Mit hängenden Köpfen und klopfendem Herzen haben wir die Bar betreten und den Wirt gefragt, ob er den Eigentümer kenne. Er war selbst der Eigentümer. Nun die Frage nach der Polizei, Versicherung und was sonst in so einem Fall erforderlich ist mit den doch eher geringen Spanisch Kenntnissen in größter Aufregung. „Ist alles kein Drama, ist nur eine Beule am Auto, kann passieren!“ Wir wurden nun nicht noch zum Kaffee eingeladen, aber so ein gelassener Umgang mit der Beule im neuen Auto war doch eine ganz unerwartete Reaktion. Eine andere Mentalität. Wahnsinn!!!
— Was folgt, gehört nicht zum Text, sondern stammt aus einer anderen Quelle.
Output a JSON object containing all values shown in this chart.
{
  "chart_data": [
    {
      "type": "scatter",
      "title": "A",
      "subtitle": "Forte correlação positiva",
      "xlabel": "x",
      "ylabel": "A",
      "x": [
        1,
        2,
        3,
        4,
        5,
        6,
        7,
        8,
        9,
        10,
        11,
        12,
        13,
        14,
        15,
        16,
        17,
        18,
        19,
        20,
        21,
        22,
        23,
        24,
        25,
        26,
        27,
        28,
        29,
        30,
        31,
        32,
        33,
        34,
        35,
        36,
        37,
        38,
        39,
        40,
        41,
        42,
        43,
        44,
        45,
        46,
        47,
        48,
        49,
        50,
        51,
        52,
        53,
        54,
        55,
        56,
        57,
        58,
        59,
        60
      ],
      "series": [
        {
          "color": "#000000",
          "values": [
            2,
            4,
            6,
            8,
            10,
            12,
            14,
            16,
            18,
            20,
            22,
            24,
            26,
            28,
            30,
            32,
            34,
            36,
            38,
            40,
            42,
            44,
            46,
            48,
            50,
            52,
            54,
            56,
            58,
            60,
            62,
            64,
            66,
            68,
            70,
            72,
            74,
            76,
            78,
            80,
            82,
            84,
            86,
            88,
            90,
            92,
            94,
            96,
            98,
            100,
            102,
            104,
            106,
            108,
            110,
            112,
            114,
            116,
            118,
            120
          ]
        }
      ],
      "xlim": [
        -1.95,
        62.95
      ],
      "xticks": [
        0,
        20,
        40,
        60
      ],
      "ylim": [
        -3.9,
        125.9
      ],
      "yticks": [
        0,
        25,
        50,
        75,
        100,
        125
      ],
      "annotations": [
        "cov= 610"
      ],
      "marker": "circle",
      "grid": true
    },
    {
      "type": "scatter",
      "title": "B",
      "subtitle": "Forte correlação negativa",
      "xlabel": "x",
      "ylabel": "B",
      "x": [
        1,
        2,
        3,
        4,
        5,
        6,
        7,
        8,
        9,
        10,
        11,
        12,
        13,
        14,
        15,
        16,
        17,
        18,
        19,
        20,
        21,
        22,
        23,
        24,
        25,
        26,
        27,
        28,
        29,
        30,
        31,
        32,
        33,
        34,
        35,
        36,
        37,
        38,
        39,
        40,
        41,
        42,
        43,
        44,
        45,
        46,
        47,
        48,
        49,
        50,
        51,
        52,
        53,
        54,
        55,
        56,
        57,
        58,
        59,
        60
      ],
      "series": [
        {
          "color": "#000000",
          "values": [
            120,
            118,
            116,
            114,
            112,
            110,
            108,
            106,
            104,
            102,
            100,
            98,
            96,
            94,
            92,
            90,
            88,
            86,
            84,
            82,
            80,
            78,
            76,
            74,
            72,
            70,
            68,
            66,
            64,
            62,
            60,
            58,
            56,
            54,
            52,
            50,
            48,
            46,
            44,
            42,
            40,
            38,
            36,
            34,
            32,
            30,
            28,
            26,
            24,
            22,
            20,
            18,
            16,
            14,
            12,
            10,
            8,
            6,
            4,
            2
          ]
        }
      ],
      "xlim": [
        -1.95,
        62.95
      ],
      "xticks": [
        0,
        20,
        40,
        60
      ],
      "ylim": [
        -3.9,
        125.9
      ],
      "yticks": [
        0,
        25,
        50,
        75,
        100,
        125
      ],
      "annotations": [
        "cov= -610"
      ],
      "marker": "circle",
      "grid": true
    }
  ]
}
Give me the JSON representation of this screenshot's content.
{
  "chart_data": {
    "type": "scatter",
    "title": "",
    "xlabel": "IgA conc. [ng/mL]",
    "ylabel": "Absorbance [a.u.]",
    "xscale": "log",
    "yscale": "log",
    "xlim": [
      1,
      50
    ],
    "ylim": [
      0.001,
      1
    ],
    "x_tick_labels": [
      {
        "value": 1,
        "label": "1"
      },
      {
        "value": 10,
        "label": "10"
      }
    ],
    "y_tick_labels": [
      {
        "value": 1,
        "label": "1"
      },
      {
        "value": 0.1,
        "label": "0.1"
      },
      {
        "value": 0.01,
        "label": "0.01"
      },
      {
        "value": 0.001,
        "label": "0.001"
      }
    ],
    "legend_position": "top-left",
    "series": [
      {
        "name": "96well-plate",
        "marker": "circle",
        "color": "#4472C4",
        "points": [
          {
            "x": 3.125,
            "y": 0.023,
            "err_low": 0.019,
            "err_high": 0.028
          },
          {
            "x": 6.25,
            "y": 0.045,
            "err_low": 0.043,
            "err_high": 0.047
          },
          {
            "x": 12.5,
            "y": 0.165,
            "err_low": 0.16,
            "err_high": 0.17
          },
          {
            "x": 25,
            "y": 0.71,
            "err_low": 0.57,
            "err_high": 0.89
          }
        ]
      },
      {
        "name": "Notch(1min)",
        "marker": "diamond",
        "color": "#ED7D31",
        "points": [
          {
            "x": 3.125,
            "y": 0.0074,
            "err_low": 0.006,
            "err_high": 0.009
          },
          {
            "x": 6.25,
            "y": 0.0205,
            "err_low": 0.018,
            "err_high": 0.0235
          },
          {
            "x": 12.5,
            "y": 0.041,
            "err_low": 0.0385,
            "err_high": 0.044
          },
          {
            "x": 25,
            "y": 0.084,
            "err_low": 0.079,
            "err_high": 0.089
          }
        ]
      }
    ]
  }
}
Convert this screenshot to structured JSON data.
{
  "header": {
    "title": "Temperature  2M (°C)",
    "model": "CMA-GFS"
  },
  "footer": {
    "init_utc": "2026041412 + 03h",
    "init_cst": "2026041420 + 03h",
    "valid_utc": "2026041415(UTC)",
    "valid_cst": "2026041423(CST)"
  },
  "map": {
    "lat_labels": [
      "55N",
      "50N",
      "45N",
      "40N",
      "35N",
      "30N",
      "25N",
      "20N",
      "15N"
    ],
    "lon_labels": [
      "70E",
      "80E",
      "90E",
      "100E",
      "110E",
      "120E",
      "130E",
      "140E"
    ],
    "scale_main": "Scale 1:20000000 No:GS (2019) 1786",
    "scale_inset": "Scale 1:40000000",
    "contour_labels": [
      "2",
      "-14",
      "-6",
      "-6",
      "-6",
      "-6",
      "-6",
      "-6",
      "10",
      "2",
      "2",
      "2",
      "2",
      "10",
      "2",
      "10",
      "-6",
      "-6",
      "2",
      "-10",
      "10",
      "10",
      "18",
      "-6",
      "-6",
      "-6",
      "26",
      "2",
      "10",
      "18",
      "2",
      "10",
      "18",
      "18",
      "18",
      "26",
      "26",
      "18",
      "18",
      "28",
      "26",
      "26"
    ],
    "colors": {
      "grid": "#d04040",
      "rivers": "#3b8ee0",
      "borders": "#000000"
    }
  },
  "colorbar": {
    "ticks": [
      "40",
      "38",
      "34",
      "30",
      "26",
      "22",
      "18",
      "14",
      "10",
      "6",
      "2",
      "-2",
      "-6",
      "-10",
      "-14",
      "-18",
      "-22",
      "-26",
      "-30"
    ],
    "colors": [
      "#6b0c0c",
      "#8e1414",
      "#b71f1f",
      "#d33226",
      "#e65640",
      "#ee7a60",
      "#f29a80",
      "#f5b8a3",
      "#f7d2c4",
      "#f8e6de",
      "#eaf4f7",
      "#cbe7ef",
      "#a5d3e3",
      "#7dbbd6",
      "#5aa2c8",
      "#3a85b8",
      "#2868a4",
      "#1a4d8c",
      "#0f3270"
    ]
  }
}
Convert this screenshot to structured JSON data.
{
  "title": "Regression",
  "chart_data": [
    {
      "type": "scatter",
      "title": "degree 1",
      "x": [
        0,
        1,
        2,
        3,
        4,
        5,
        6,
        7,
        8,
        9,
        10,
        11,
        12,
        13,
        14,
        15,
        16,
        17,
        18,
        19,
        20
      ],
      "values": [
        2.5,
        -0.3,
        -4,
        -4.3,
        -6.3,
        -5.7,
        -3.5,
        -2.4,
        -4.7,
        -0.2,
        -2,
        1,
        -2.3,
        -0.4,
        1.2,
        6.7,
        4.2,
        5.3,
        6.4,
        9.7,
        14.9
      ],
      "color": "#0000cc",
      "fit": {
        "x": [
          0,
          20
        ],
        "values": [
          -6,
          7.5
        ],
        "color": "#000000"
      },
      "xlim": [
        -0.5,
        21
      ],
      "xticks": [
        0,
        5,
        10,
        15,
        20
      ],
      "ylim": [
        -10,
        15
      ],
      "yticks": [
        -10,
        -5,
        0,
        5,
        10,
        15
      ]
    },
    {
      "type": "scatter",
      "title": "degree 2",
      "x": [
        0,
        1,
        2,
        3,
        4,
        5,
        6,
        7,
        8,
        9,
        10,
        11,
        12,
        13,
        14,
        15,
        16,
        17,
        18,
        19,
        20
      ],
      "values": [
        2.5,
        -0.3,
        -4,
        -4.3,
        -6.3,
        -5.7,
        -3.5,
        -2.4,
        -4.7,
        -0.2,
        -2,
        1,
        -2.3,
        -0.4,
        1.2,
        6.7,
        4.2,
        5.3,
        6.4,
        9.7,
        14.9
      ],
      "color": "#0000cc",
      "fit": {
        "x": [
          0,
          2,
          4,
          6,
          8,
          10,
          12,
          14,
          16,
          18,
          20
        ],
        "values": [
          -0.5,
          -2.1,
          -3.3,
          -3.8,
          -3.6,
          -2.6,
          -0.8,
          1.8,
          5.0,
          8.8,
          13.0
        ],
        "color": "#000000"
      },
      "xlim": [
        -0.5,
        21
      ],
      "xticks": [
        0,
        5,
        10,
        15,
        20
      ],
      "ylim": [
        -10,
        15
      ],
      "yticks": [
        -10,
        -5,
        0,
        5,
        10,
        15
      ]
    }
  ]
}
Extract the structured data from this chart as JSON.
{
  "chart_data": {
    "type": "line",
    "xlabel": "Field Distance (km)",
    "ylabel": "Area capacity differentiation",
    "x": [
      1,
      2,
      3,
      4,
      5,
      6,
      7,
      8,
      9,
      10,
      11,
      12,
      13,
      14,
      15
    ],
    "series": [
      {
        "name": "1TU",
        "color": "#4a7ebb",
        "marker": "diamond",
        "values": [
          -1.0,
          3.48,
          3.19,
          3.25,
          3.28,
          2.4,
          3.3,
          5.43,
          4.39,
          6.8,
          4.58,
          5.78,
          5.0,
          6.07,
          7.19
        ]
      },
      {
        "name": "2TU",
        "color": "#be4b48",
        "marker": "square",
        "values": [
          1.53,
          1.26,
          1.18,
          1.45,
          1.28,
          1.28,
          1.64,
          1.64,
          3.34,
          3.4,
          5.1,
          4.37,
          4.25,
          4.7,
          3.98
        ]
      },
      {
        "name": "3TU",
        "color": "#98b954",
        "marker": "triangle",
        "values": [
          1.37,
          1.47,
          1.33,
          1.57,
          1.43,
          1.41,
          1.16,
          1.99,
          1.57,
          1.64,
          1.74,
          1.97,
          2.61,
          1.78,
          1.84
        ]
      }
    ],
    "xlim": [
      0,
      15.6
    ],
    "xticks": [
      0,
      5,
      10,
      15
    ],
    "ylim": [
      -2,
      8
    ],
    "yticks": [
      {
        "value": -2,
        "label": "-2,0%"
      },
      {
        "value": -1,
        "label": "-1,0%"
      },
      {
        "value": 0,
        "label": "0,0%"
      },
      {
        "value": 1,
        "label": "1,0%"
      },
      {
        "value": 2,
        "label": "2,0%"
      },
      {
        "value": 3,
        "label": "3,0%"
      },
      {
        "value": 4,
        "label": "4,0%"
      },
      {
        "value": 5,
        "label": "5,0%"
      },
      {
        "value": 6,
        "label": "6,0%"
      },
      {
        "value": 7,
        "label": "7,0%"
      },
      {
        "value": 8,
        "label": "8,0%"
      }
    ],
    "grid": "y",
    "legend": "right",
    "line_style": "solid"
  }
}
Anders als in allen anderen beschriebenen Fahrradländern sollte man in Spanien doch Grundkenntnisse der Sprache beherrschen. Fremdsprachen werden insbesondere auf dem Land nicht beherrscht, sogar die jungen Leute sprechen kaum Englisch, Spanisch ist eben Weltsprache. Spanier sprechen gnadenlos alles spanisch aus. Frage, wer also ist Garretbaläh? Los Rojing stonnes kann man schon noch verstehen.